The exhibition, entitled "When Janey Comes Marching Home: Portraits of Women Combat Veterans," is a series of large-scale photographic portraits accompanied by oral histories of American female military members who served in Iraq and Afghanistan.
The public reception will be held Friday evening at 1812 West Main Street. The exhibit runs through Nov. 16.
The exhibit is a joint effort of photographer Sascha Pflaeging and author Laura Browder.
"The powerful images and accompanying stories making up this exhibition should heighten awareness, generate discussion and broaden public understanding of women Soldiers and their wartime experiences in Iraq and Afghanistan," said Ashley Kistler, exhibition curator. "We hope 'When Janey Comes Marching Home' will also undermine stereotypes and preconceptions about women in war."
Capt. Beth Rohler, 49th Quartermaster Group adjutant and public affairs officer, is among the Soldiers represented in the exhibition.
"I feel it is important for the public to hear good news stories related to deployments," said Rohler. "Americans need to hear the other side of the 'tragic' story the media sometimes portrays."
Rohler said her story was about the daily life in Iraq.
"I shared stories from my deployment, most of which are pretty boring compared to others," she said. "I was a platoon leader in a field services company that provided laundry and shower services to Soldiers in combat. My unit did not see any hostile action aside from mortar fire.
"It wasn't too different from being here in the states, but we did service Soldiers who were kicking in doors and losing fellow Soldiers in combat, so we got a little taste of it," Rohler said.
Another Fort Lee Soldier, Staff Sgt. Connica P. McFadden, Company R, 262nd QM Battalion, Petroleum and Water Department instruction writer, participated in the exhibit to let people see the role of women in combat.
"Some people think that we are in the back while all the work is being done," McFadden said. "I let them know that we weren't just doing clerical work. Female Soldiers also had to kick in doors, do convoys and pull guard and security shifts."
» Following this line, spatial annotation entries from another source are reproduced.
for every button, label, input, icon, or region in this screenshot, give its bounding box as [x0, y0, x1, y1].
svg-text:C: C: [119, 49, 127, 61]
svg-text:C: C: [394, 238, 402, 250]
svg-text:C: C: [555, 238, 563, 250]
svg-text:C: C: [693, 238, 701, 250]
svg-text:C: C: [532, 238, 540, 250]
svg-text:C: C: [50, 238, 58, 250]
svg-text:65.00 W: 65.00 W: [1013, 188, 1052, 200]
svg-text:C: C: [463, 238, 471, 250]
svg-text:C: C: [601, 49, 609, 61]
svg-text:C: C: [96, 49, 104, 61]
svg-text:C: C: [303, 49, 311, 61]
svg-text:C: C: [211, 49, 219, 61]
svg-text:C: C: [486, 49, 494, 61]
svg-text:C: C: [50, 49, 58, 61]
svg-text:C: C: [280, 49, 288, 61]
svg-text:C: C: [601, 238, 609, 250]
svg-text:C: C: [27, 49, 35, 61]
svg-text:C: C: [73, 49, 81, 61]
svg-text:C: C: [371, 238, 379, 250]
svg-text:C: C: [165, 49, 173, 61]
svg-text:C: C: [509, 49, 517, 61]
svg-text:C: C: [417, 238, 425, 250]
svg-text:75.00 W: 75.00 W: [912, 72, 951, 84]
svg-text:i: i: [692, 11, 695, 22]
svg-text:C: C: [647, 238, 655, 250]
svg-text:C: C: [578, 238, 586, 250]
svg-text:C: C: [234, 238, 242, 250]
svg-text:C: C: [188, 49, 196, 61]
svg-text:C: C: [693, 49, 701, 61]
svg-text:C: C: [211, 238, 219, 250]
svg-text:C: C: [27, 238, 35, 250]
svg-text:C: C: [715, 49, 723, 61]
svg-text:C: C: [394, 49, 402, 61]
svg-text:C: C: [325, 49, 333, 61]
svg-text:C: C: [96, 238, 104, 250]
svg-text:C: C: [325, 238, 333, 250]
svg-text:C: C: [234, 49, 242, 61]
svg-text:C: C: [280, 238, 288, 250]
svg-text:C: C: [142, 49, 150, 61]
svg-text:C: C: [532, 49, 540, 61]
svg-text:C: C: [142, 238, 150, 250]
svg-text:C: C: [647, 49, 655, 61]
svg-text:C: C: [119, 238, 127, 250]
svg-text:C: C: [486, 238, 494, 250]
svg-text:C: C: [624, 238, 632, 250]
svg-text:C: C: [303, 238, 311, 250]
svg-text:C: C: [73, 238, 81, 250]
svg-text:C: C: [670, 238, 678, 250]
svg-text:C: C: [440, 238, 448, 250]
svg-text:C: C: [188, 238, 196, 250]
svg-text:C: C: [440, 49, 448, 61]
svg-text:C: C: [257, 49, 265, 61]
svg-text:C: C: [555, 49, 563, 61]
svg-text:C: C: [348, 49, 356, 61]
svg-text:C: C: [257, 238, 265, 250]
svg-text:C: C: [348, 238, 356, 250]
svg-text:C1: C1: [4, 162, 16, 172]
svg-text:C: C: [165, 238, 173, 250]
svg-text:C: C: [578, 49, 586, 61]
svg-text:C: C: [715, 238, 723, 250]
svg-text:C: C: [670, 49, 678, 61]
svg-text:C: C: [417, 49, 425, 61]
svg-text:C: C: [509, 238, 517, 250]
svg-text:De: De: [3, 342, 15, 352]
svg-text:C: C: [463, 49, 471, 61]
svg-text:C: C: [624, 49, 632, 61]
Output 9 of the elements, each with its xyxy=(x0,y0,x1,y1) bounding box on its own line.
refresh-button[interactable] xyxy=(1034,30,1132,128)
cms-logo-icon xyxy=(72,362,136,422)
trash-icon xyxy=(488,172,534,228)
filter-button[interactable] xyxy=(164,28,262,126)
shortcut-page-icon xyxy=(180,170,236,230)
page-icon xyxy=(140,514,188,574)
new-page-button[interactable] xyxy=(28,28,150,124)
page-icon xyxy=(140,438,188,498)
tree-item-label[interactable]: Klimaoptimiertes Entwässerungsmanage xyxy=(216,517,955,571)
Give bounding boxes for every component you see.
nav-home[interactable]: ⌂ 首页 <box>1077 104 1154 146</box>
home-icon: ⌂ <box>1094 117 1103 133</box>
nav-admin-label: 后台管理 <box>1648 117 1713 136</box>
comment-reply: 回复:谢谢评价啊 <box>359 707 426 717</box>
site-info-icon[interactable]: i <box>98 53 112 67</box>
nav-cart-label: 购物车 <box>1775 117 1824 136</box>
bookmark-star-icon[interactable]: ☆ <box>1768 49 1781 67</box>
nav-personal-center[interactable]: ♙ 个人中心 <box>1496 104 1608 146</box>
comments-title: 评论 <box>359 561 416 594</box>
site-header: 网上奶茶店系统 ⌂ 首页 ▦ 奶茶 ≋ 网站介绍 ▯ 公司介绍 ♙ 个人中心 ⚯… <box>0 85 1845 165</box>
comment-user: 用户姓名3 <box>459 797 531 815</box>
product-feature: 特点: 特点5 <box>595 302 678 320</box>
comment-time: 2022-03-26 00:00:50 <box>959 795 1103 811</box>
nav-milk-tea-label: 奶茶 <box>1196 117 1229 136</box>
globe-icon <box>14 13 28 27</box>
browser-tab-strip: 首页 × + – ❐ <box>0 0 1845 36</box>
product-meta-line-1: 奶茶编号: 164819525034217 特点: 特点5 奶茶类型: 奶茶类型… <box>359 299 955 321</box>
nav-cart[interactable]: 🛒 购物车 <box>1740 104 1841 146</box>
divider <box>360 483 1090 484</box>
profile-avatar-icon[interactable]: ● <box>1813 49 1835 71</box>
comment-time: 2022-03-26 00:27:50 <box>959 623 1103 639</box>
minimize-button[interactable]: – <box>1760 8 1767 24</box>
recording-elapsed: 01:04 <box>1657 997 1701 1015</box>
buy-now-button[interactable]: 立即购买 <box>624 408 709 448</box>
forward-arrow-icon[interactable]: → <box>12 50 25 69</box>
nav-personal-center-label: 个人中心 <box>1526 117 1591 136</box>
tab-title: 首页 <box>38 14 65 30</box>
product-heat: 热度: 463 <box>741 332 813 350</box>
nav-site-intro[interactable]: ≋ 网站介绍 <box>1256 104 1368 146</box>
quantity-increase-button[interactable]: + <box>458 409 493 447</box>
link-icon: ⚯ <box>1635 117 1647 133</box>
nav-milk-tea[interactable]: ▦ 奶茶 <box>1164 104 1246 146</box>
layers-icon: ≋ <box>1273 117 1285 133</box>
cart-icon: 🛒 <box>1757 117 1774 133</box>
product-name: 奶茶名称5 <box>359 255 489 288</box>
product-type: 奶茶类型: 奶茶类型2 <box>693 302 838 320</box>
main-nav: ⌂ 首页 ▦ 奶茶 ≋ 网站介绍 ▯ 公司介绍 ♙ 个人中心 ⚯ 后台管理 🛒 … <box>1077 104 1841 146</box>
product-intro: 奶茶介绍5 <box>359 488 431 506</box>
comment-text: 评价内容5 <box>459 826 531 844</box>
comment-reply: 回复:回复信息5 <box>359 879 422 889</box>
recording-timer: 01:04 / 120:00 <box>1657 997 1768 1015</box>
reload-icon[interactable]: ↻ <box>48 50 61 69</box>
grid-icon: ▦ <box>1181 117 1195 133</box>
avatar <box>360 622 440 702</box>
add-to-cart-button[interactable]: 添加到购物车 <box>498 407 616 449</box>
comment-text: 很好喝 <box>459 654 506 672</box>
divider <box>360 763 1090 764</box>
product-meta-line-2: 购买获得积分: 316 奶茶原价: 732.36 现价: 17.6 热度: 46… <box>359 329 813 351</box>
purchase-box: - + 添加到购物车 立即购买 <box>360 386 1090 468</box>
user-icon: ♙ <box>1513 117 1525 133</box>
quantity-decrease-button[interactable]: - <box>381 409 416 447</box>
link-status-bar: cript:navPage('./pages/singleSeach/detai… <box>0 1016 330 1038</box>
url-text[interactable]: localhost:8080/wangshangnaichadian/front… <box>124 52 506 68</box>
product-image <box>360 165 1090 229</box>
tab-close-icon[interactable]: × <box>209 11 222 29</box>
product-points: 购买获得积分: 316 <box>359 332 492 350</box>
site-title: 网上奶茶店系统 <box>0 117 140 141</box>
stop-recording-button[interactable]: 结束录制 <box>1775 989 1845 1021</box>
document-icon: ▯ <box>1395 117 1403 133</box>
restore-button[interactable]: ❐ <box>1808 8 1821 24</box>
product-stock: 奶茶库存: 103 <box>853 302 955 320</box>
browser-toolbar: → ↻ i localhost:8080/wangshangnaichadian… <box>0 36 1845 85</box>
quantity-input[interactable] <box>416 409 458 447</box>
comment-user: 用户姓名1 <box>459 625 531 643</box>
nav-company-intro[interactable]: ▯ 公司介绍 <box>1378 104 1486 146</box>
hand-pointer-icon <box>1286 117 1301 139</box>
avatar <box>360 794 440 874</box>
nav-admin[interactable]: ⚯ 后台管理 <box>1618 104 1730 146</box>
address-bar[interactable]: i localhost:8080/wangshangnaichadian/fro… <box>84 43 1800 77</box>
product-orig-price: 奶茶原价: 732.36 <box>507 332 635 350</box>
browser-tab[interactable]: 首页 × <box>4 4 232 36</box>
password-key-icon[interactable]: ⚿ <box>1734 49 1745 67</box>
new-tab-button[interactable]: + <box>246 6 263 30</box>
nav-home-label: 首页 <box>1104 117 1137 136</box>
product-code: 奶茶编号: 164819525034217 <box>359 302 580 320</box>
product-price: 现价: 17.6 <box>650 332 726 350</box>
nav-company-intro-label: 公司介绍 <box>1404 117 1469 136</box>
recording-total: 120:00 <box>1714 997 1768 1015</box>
Female military members contribute a lot to combat operations, said Rohler.
"Women play such an important role in our military today, and those roles have evolved very quickly since the woman's first opportunity in the Women's Army Corps," she said. "I consider myself an equal among my male peers and do not see my gender as either an advantage or disadvantage."
McFadden wants the exhibit to enlighten her fellow female Soldiers.
"I wanted to reach out to other young female Soldiers and military spouses," she said. "It (the exhibition) shows people that we are out there getting the job done while also dealing with the stresses of missing our children and Families. We see the same things everyone else sees. I want females to know that we can get the job done."
(Information for this article provided by the Visual Arts Center of Richmond.)